Comme nous l’appelons ici, la durabilité signifie l’adoption de pratiques qui répondent aux besoins de la société tout en protégeant la base physique de notre survie à long terme, notre environnement. Nous ne pouvons avoir un approvisionnement alimentaire sûr que si cet approvisionnement alimentaire est durable.

Pourquoi un approvisionnement alimentaire durable est-il important?

Aujourd’hui, plus de trois milliards de personnes souffrent de malnutrition et bon nombre des 7 milliards d’habitants de notre planète consomment des régimes alimentaires de mauvaise qualité.
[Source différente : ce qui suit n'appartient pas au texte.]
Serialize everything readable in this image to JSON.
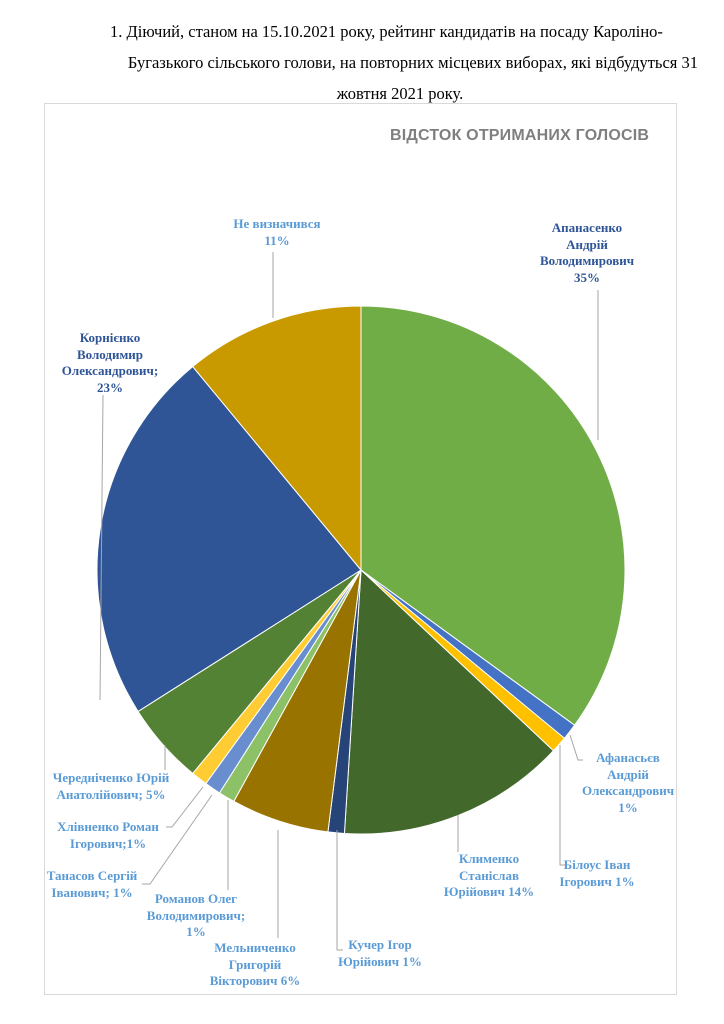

Dans le même temps, la population mondiale augmente rapidement et on estime qu’il y aura près de 10 milliards de personnes sur notre planète d’ici 2050. Lorsqu’on envisage un développement alimentaire durable, l’objectif est d’assurer un avenir lorsque cette population élargie disposera à la fois de suffisamment de nourriture et d’un accès à des aliments nutritifs de haute qualité.

Penser à un avenir alimentaire réussi doit se concentrer sur le système terrestre dans son ensemble, plutôt que sur les niveaux locaux. L' »Anthropocène » est un terme utilisé pour décrire l’époque géologique actuelle, une période définie par l’humanité étant le moteur dominant des changements dans les systèmes atmosphériques, géologiques, hydrologiques, biosphériques et autres systèmes terrestres. En d’autres termes, l’influence de l’humanité est à son plus grand point dans l’histoire de notre planète. Le terme « anthropique » est un adjectif qui désigne « provenant de l’activité humaine. »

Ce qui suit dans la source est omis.